Upgraded from 2.4 to 2.7.0 and no internet

sjgallo

I set IPv6 to none on all interfaces (after disabling DHCPv6 &RA), saved/applied
No change

fathead

Is pfsense cpu at idl?
Do have any packages installed, squid or other proxy(s)?
Is pfsense handling dhcp?
Can gateway be ping 100% of time?
If pfsense ip is 192.168.1.1 can it be pinged?

ping -t 192.168.1.1

sjgallo

CPU is at 1%
Packages:
bandwidthid, iperf, suricata
pfsense is handling DHCP
No ping reply on gateway!!

fathead

Please update us when you fix it.
Is dhcp able to bind to the lan interface and reply to request?
The dhcp logs can be found here

http://192.168.1.1/status_logs.php?logfile=dhcpd

Is your computer on a static ip?
Does pfsense cpu ever hit 0% or is it idling at 1%?
What is your "Default Gateway" at the computer using command prompt

ipconfig /all | findstr /IR "Default ethernet adapter" | findstr /IRV "description tunnel vpn dial bluetooth [2-9]:$" | findstr /LV "*"

All clients or just one not connecting to internet?
Do you have ssh access?
Is suricata on the lan wan or both?
If suricata on lan try switching to only wan.
I assume for troubleshooting suricata is off?

sjgallo

From the computer connected to pfsense:
Configured to get IP/DNS automatically

per ipconfig:
IP = 192.168.1.10 (as dictated by pfsense DHCP static mapping) so that is working
Gateway = 192.168.1.1
However can't ping 192.168.1.1 so I can't get to the log file but I can access it from pfsense

Haven't seen CPU go to 0%

so this is interesting. Dashboard shows WAN at 10.0.0.16 but Status/Gateways shows WAN_DHCP (default) as 10.0.0.1 and status is online.

At the moment there is only one client but prior to this troubleshooting, there were many.
I can physically access the computer.
suricata in only on the WAN and running. I have stopped it. no change

fathead

DHCP logs can be found here
http://192.168.1.1/status_logs.php?logfile=dhcpd
In firewall rules is a rule sush as ?

Default allow LAN to any rule

Can pfsense ping 192.168.1.10 ?

NollipfSense

To me, you're wasting valuable time.
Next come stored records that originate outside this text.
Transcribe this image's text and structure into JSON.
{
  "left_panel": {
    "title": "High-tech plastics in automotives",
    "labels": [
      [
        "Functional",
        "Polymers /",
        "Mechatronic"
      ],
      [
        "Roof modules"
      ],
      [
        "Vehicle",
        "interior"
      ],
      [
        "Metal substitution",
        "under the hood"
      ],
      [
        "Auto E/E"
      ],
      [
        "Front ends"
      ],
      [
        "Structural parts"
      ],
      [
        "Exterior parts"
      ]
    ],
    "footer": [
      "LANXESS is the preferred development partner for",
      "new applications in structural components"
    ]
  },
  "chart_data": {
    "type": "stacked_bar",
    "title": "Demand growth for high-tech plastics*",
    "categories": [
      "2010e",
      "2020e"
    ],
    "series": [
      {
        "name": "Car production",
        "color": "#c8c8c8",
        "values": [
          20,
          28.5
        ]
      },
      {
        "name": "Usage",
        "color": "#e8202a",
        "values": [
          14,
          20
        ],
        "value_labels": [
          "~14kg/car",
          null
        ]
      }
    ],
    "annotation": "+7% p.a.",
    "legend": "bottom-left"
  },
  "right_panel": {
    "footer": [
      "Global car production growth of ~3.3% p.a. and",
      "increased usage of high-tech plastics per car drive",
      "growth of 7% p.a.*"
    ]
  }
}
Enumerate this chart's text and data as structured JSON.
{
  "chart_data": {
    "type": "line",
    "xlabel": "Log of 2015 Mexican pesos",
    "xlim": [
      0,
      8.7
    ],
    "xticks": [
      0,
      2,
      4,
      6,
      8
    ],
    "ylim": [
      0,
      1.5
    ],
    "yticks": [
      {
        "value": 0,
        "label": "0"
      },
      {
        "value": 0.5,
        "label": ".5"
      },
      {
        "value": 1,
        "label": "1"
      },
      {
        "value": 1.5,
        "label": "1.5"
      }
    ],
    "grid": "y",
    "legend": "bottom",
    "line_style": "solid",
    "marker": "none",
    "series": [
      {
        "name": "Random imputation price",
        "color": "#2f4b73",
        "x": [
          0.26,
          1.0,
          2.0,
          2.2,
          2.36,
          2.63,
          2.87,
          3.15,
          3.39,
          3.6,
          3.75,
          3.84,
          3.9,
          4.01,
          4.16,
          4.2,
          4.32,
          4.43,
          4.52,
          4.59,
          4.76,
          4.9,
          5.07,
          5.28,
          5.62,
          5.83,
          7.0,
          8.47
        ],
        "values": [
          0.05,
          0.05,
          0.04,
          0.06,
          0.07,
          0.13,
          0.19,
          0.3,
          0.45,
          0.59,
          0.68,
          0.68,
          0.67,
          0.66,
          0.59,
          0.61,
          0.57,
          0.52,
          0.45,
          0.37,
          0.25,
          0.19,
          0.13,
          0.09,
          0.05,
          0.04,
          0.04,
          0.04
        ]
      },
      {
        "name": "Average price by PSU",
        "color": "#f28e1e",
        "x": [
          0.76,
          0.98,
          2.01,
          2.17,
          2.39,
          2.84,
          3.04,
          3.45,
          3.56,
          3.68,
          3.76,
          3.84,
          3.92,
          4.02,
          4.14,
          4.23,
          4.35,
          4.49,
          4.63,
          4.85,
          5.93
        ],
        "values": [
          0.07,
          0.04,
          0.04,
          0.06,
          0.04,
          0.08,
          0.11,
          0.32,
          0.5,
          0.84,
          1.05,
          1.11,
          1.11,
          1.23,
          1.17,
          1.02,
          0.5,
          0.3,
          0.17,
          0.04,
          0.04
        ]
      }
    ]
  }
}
Since you lagged in upgrading and have such a wide gap, the proper solution is to do a clean install of pfSense and restore config from a backup.

sjgallo

I can see the dhcp log through pfsense.
The only firewall rule for the LAN is the anti-lockout rule.
I added an Action-Pass, interface-LAN, protocol-Any rule and that worked.
So do I dare try and restore a backup?
I would think this rule should have been there by default and if so, why did it get removed on the update?

sjgallo

@fathead
Thanks for the help!!!!!!

NollipfSense

@sjgallo said in Upgraded from 2.4 to 2.7.0 and no internet:

I can see the dhcp log through pfsense.
The only firewall rule for the LAN is the anti-lockout rule.
I added an Action-Pass, interface-LAN, protocol-Any rule and that worked.
So do I dare try and restore a backup?
I would think this rule should have been there by default and if so, why did it get removed on the update?

If you only had one firewall rule, your system is messed up...again, do a clean install and reconfigured as your back appears to be messed up too.

stephenw10

Yes the any lockout rule only allows access to the firewall itself.

By default there is an 'Allow LAN to any' rule which allow LAN side clients to access external resources but if you removed that they will be blocked.

sjgallo

@NollipfSense I will do the clean install. THANKS!